Firstly, thank you for your explanation regarding pronouns as compared to articles. I think you may have misunderstood the comment you were replying to, however. I can’t see any confusion there that needed clarifying.

As for the (current) importance of pronouns:

The main complexity that using they/them for non-gendered people brings (at least for me) is that we almost always use these words with plural grammar. Despite this, they/them has actually been in use in English when describing a single individual in a way that keeps their gender neutral or anonymous for a very long time.

To hopefully give some perspective, Japanese (for example) usually does away with pronouns entirely. There’s no need to say of the sky “it is blue” when you can simply say “(is) blue”. If it’s possible to understand a sentence with no pronouns at all, it’s possible to understand a sentence with non-traditional pronouns.

(Native Japanese speakers, please forgive my simplifications! I know I could explain this better, but I want to keep it short.)

In English, when you deliberately use pronouns for someone that are not the pronouns they’ve requested, you are being intentionally harmful. You are pushing your view of the world onto them and likely implying that you either don’t care about or dislike their existence. Far more so than by using words that sound “wrong” to you but are accepted by others as both correct and affirming.

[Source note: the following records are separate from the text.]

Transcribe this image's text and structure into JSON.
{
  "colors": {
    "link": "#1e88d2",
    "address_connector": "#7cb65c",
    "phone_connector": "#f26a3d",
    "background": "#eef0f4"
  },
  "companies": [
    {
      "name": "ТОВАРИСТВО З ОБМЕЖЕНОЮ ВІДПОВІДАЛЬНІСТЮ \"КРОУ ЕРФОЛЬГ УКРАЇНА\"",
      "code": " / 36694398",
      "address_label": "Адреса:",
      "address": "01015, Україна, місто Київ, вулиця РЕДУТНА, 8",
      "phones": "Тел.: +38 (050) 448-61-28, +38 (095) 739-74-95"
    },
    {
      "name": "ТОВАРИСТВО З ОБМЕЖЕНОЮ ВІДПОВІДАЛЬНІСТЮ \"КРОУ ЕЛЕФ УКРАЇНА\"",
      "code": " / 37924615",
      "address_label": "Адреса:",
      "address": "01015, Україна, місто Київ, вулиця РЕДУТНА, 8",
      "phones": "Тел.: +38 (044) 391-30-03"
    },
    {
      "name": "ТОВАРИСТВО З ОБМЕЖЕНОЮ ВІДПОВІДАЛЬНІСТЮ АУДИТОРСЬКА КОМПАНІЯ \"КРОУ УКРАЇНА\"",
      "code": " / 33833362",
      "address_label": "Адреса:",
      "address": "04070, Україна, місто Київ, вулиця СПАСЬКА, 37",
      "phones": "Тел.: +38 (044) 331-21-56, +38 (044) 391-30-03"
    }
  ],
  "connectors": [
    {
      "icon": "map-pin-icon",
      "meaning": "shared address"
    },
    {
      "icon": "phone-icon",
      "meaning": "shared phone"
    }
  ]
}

Importantly, language, like gender, can be fluid! If there’s one thing I’ve come to realise by talking to speakers of many languages, it’s that nothing is static. How we use words changes. Using they/them singularly more often, or starting to use it/its for people who we know are sentient and sensitive, are just new changes. We come to understand concepts that we weren’t familiar with until now, and those concepts require shifts in how we use language. This is how language has always been.

In an ideal future, perhaps we could one day do away with gendered words entirely, if we wanted to.

For now, at least, using gendered (and not-gendered) pronouns when we refer to ourselves and others is a very important part of recognising who we are, of solidifying our rights and of showing solidarity with each other.

(Which isn’t to say that it’s important to everyone! Some people don’t mind or care how you refer to them, and that’s cool too!)

To use a person’s chosen pronouns is to say “you are absolutely the man/woman/enby/etc. you say you are, and I care about you”.

P.S. Obsession over “formal” use of a language is generally an unintentional form of elitism and imperialism.

P.P.S. I’m sure there are things I’ve missed and I’m sure I’ve made generalisations without realising. Please don’t be too harsh if you choose to point these out.

Edit: Changed some things to hopefully be clearer, removed some bits to make this long comment shorter. And I completely forgot to say the most important thing, which is that I love the idea of Gender All the Things and am really looking forward to playing it.